Turkey summoned France’s ambassador on Monday over what it called “black propaganda” by Kurdish activists after the shooting. Some have marched in Paris with flags of the outlawed Kurdistan Workers’ Party (PKK) or suggested Turkey was linked to the shooting.
A 69-year-old Frenchman was charged Monday with racially motivated murder and weapons violations in Friday’s shooting, Paris prosecutors said. The suspect told investigators he had wanted to kill migrants or foreigners and then planned to kill himself, saying he had a “pathological” hatred of non-European foreigners, according to prosecutors.
He was placed in psychiatric care for a short time but then returned to ordinary police custody. The suspect’s name has not been officially released, although he is identified by French media as William K.
The shooting shocked and outraged the Kurdish population in France, which organized the silent march on Monday. Protesters marched from the site of Friday’s shooting to the site where three female Kurdish activists were found shot to death in 2013.
“Every day we ask ourselves when someone will shoot at us again.
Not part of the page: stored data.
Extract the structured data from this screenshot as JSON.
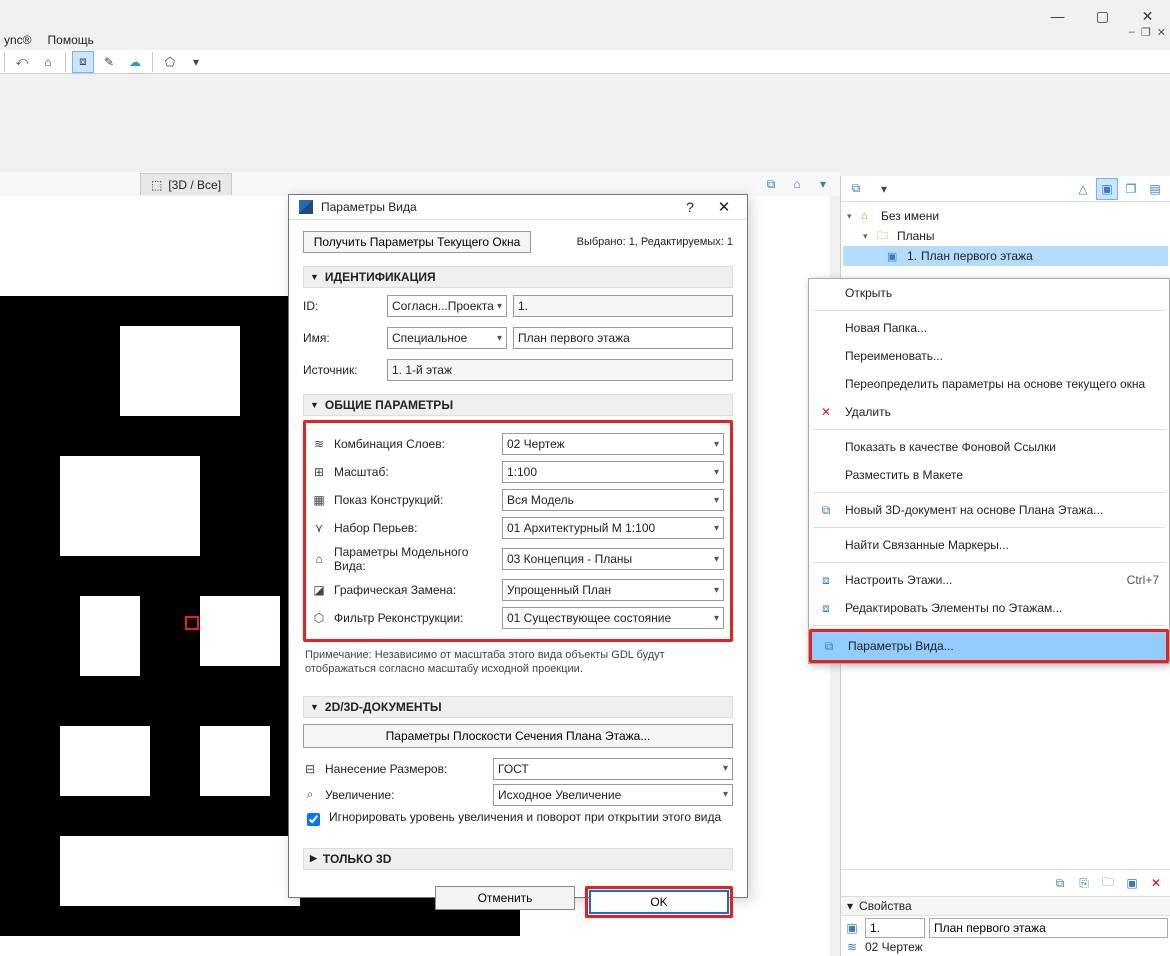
{
  "menubar": {
    "items": [
      "ync®",
      "Помощь"
    ]
  },
  "window_controls": {
    "min": "—",
    "max": "▢",
    "close": "✕",
    "mdi": {
      "min": "–",
      "max": "❐",
      "close": "✕"
    }
  },
  "tab": {
    "icon": "⬚",
    "label": "[3D / Все]"
  },
  "navigator": {
    "root": {
      "label": "Без имени"
    },
    "folder": {
      "label": "Планы"
    },
    "view": {
      "id": "1.",
      "label": "План первого этажа"
    },
    "props_head": "Свойства",
    "prop_id": "1.",
    "prop_name": "План первого этажа",
    "prop_layer": "02 Чертеж"
  },
  "context_menu": {
    "open": "Открыть",
    "new_folder": "Новая Папка...",
    "rename": "Переименовать...",
    "redefine": "Переопределить параметры на основе текущего окна",
    "delete": "Удалить",
    "show_bg": "Показать в качестве Фоновой Ссылки",
    "place_layout": "Разместить в Макете",
    "new_3d_doc": "Новый 3D-документ на основе Плана Этажа...",
    "find_markers": "Найти Связанные Маркеры...",
    "story_settings": "Настроить Этажи...",
    "story_settings_sc": "Ctrl+7",
    "edit_by_story": "Редактировать Элементы по Этажам...",
    "view_settings": "Параметры Вида..."
  },
  "dialog": {
    "title": "Параметры Вида",
    "get_current": "Получить Параметры Текущего Окна",
    "status": "Выбрано: 1, Редактируемых: 1",
    "sec_id": "ИДЕНТИФИКАЦИЯ",
    "id_label": "ID:",
    "id_mode": "Согласн...Проекта",
    "id_value": "1.",
    "name_label": "Имя:",
    "name_mode": "Специальное",
    "name_value": "План первого этажа",
    "src_label": "Источник:",
    "src_value": "1. 1-й этаж",
    "sec_general": "ОБЩИЕ ПАРАМЕТРЫ",
    "params": [
      {
        "icon": "≋",
        "label": "Комбинация Слоев:",
        "value": "02 Чертеж"
      },
      {
        "icon": "⊞",
        "label": "Масштаб:",
        "value": "1:100"
      },
      {
        "icon": "▦",
        "label": "Показ Конструкций:",
        "value": "Вся Модель"
      },
      {
        "icon": "⋎",
        "label": "Набор Перьев:",
        "value": "01 Архитектурный М 1:100"
      },
      {
        "icon": "⌂",
        "label": "Параметры Модельного Вида:",
        "value": "03 Концепция - Планы"
      },
      {
        "icon": "◪",
        "label": "Графическая Замена:",
        "value": "Упрощенный План"
      },
      {
        "icon": "⬡",
        "label": "Фильтр Реконструкции:",
        "value": "01 Существующее состояние"
      }
    ],
    "note": "Примечание: Независимо от масштаба этого вида объекты GDL будут отображаться согласно масштабу исходной проекции.",
    "sec_2d3d": "2D/3D-ДОКУМЕНТЫ",
    "cut_plane_btn": "Параметры Плоскости Сечения Плана Этажа...",
    "dim_label": "Нанесение Размеров:",
    "dim_value": "ГОСТ",
    "zoom_label": "Увеличение:",
    "zoom_value": "Исходное Увеличение",
    "ignore_cb": "Игнорировать уровень увеличения и поворот при открытии этого вида",
    "sec_3d": "ТОЛЬКО 3D",
    "cancel": "Отменить",
    "ok": "OK"
  }
}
Ten years ago we were attacked in the heart of Paris, and 10 years later again,” said Dagan Dogan, a 22-year-old Kurd at Monday’s march. “Why was nothing done to protect us?”
The solemn march ended peacefully. skirmishes broke out in the neighborhood where the killings took place on Friday, and again alongside a mostly peaceful Kurdish-led demonstration on Saturday.
The prosecutor says the suspect had a clear racial motive for the shooting.
Anti-racism activists and left-wing politicians have linked it to a climate of online hate speech and anti-immigrant, xenophobic rhetoric from far-right figures. The French government has reported an increase in racially or religiously related crimes and violations in recent years.
French authorities have called Friday’s attack an isolated incident, but some Kurdish activists in Paris believe it was politically motivated.
Turkey on Monday summoned French ambassador Herve Magro to convey concerns over what it called black propaganda being carried out against Turkey by Kurdish militant groups after the attack, Turkish state-run Anadolu Agency reported.
Turkey “expects France to act cautiously over the incident and not let the (banned PKK) terrorist organization advance its insidious agenda,” Anadolu reported.
The PKK has been waging an armed separatist insurgency against the Turkish state since 1984 for independence, which has recently turned into demands for greater autonomy. The conflict has killed tens of thousands of people and displaced many, with significant numbers of ethnic Kurds and alleged PKK supporters migrating to European countries.
Turkey’s army has been fighting Kurdish militants affiliated with the PKK in southeastern Turkey as well as in northern Iraq, and has recently launched a series of attacks on Syrian-Kurdish militant targets in northern Syria.
Turkey, the US and the EU consider the PKK a terrorist group, but Turkey accuses some European countries of leniency towards alleged PKK members. That frustration has been the main reason behind Turkey’s continued delay in NATO membership for Sweden and Finland.